Le pari de Warsh : parler dur pour ne pas avoir à agir

Si, d’une manière générale, l’inflation s’améliore d’ici septembre, Warsh pourra se permettre d’adopter un discours ferme sans pour autant devoir relever les taux.

Krishna Guha, vice-président d’Evercore ISI

C’est toute la subtilité de la manœuvre. En se montrant intransigeant, Warsh fait monter les coûts d'emprunt sur les marchés sans toucher lui-même à son taux directeur. Si son discours suffit à refroidir l’inflation, il pourra se passer de hausses réelles. Plusieurs économistes y voient un calcul assumé : parler fort aujourd’hui pour ne pas avoir à agir demain.

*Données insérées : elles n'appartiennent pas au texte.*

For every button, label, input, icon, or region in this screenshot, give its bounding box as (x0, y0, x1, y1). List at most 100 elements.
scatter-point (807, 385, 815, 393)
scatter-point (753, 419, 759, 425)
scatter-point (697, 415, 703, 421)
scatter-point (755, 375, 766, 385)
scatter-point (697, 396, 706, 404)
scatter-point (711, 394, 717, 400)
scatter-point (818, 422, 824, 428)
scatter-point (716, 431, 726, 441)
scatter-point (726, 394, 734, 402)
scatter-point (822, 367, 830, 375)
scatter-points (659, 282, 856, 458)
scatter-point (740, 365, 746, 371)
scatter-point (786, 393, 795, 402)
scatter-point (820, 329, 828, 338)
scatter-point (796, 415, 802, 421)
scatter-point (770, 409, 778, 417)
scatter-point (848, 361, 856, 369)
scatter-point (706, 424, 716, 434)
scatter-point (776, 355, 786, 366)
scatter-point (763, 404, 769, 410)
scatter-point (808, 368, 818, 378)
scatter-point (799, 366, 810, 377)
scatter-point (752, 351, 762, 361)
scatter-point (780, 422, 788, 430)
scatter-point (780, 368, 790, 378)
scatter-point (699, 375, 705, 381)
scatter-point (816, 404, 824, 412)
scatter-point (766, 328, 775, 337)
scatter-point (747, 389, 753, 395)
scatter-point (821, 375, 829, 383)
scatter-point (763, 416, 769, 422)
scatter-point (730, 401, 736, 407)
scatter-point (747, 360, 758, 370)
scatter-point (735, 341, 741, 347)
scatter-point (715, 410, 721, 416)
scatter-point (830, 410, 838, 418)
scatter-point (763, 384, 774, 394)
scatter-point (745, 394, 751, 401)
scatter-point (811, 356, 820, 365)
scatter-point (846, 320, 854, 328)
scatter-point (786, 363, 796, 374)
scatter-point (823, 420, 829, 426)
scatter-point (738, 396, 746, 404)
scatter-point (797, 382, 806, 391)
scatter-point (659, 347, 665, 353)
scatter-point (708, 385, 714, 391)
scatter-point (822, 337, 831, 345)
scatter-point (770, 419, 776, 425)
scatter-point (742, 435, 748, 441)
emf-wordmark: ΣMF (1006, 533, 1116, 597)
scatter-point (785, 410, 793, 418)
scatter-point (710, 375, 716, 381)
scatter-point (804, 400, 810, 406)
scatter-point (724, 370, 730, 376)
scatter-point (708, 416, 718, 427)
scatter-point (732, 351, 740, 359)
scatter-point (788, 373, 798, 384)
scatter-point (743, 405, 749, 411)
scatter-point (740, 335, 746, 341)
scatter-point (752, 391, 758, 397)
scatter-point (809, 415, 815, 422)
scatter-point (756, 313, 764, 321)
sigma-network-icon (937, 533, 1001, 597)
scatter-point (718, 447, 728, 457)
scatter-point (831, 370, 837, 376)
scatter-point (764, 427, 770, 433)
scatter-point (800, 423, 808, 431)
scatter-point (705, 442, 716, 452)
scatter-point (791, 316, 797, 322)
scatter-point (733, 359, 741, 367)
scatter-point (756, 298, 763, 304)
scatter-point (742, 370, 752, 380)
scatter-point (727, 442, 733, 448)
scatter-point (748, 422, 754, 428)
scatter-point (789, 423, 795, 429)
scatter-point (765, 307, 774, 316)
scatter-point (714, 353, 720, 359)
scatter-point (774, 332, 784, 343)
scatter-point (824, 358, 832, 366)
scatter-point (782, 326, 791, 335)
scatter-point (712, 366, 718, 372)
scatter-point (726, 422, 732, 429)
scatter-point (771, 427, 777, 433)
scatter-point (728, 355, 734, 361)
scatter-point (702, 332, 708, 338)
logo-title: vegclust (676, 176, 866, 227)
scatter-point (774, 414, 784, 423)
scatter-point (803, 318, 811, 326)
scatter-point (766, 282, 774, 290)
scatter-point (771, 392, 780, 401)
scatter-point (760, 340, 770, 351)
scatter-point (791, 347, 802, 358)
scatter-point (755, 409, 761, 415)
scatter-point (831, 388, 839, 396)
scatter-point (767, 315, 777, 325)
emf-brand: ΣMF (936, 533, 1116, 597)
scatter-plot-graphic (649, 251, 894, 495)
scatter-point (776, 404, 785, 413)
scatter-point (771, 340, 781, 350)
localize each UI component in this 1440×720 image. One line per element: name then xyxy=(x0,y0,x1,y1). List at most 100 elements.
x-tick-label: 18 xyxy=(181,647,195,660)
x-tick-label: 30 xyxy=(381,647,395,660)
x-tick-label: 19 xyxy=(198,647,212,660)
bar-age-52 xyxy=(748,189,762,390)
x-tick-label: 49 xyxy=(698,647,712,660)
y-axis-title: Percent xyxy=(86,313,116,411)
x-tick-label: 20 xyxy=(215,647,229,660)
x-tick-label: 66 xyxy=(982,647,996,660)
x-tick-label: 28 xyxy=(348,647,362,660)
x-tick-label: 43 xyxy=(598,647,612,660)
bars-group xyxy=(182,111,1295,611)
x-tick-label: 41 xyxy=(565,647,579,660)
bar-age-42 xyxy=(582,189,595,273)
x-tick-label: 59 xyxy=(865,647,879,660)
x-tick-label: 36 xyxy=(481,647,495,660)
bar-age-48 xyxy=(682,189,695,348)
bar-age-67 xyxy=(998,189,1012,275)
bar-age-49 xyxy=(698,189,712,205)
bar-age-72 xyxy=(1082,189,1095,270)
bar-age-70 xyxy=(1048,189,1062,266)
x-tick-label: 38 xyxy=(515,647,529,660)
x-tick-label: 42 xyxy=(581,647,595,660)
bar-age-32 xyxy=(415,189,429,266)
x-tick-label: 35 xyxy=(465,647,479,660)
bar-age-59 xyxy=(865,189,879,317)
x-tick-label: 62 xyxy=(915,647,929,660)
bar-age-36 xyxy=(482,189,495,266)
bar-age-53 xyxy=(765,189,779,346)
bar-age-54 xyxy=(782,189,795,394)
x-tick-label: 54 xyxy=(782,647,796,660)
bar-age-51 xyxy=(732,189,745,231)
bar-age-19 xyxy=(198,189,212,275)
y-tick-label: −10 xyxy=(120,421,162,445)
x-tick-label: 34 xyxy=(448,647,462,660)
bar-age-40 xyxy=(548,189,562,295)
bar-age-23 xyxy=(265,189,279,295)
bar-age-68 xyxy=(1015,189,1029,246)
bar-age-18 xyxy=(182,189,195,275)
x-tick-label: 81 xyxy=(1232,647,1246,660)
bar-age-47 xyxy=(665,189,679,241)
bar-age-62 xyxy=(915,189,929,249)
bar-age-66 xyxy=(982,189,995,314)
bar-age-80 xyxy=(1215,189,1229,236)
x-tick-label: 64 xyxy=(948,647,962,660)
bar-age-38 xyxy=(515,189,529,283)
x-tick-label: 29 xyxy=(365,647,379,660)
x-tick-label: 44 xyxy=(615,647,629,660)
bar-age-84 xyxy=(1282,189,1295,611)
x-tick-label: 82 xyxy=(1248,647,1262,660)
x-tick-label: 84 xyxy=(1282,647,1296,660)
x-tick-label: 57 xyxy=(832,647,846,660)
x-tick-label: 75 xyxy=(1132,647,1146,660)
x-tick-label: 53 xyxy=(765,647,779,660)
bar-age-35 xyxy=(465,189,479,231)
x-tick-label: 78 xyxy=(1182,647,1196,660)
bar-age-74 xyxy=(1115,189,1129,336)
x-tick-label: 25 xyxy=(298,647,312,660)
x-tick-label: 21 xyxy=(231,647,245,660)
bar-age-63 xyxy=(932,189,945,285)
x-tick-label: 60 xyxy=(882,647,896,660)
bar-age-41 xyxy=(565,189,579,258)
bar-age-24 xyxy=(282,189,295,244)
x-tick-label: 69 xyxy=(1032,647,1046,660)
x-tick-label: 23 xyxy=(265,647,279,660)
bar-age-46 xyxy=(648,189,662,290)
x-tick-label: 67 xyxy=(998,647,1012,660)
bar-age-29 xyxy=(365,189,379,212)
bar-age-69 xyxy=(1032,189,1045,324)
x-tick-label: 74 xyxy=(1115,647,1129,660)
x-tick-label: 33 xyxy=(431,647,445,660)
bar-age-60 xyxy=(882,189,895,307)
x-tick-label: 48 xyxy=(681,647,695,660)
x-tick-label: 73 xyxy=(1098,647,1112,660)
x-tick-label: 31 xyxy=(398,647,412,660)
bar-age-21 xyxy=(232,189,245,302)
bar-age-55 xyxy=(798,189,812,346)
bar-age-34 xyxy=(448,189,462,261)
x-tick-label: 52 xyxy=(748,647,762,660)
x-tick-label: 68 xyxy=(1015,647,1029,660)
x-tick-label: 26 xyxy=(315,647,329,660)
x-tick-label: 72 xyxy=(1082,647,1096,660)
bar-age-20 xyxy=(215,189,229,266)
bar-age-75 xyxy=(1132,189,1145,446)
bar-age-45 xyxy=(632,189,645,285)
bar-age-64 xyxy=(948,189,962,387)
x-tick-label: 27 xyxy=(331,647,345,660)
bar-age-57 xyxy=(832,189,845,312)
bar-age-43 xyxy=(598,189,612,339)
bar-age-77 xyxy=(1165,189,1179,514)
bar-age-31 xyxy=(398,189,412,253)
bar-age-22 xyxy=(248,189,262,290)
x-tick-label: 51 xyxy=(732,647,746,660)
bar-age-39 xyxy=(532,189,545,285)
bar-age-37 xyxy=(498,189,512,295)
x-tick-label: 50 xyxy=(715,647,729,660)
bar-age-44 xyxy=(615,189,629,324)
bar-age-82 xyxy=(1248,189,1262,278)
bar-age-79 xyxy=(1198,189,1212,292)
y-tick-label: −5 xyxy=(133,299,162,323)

Le test décisif est fixé à septembre. Si l’inflation reflue d’ici là, le président de la Fed pourra continuer à jouer les durs sans relever ses taux. Dans le cas contraire, il devra passer à l’acte, sous peine de perdre la crédibilité qu’il vient tout juste de bâtir.

Ce qu’il faut surveiller

Les prochains mois diront si le pari tient. D’ici septembre, chaque publication d’inflation sera scrutée comme un verdict sur la stratégie Warsh. L’enjeu dépasse la seule Fed : c’est ce tournant restrictif qui a pesé toute la semaine sur les actifs risqués, des actions aux cryptomonnaies. Tant que le marché croira Warsh sur parole, l’argent restera cher, et les paris spéculatifs sous pression.